You should know that a lot of marriage equality turmoil struck Alabama since last we discussed conditions in Dixieland. Indeed, it would take many paragraphs to do justice to the insane developments, paragraphs that I have instead devoted to Indiana.

We can’t have both in one small column! We can’t have Indiana and Alabama, so let me just tell you that various state and federal courts have gone back and forth, confusing the situation in the Bigot State and I’m sure you can review all the details with a brief google search. Normally, we would care more about this renegade anti-marriage state, but since the Supreme Court is going to rule (in our favor) three months from now, we’re just going to wait until everything sorts itself out after that happy date.

Indiana, with its messy attempt to undermine marriage equality, is the future. Alabama, with its doomed effort to prevent marriage equality from even taking place, is the past. Onward!


Did you read that gay football player (and “Dancing With The Stars” contestant) Michael Sam said he ran into a lot of closeted athletes during his brief stint in the NFL? Some of them were pretty famous, he said, although he did not name names. Sam did say that the cowardly stars were very supportive.
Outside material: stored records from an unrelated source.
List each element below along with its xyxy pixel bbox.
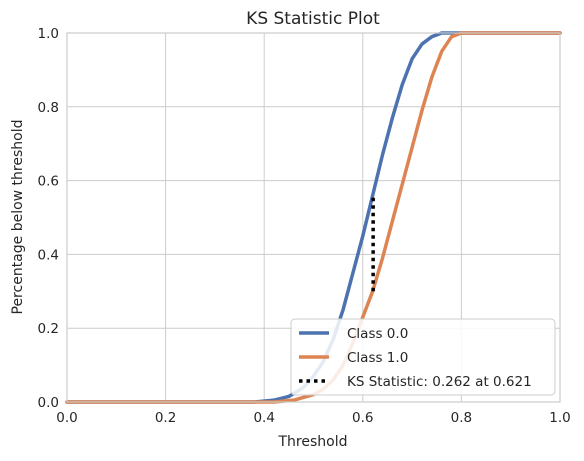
y-tick-label: 0.6 [38, 174, 59, 190]
x-tick-label: 0.2 [155, 410, 176, 426]
x-tick-label: 1.0 [549, 410, 570, 426]
legend-label-0: Class 0.0 [347, 326, 408, 342]
legend: Class 0.0 Class 1.0 KS Statistic: 0.262 at… [290, 318, 556, 396]
x-axis-label: Threshold [278, 434, 348, 450]
series-line-0 [65, 31, 562, 404]
plot-frame [66, 32, 561, 403]
legend-box [290, 318, 556, 396]
y-tick-label: 1.0 [38, 26, 59, 42]
x-tick-label: 0.8 [451, 410, 472, 426]
legend-label-1: Class 1.0 [347, 350, 408, 366]
x-tick-label: 0.0 [56, 410, 77, 426]
x-tick-labels: 0.0 0.2 0.4 0.6 0.8 1.0 [56, 410, 570, 426]
y-axis-label: Percentage below threshold [10, 120, 26, 315]
y-tick-label: 0.0 [38, 395, 59, 411]
x-tick-label: 0.6 [352, 410, 373, 426]
legend-label-2: KS Statistic: 0.262 at 0.621 [347, 374, 532, 390]
y-tick-labels: 0.0 0.2 0.4 0.6 0.8 1.0 [38, 26, 59, 411]
y-tick-label: 0.2 [38, 321, 59, 337]
chart-title: KS Statistic Plot [246, 9, 380, 29]
x-tick-label: 0.4 [253, 410, 274, 426]
y-tick-label: 0.8 [38, 100, 59, 116]
y-tick-label: 0.4 [38, 247, 59, 263]
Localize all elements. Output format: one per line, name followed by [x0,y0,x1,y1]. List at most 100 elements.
That’s nice

I suppose.

In other news—I’m not sure I have anything helpful to say about the man who is trying to qualify a ballot measure that would subject gays to the death penalty in California. In my view, this story has nothing to say about the gay civil rights movement, and everything to say about the California initiative system.

But I keep getting just a tiny bit stuck on the idea that a ballot measure calling for the extermination of people of color in California would have roiled the national media more than this, don’t you think? There’s an undertone here. It’s a joke, perhaps. It’s unfathomable and unconstitutional, of course. But it’s understandable in a fringe way. There are some people who…um. You know. Particularly now with all this marriage business!

At any rate, I’m glad Attorney General Harris is looking into ways to avoid having to advance this proposition, but I would also be interested to see if this guy can get the required number of signatures. If he could, that would really provide a horrifying insight into the dangers of the California system. I love democracy with a small d, but there should be at least a minimal gate keeping function to protect the California voters from pure nonsense, let alone pure evil.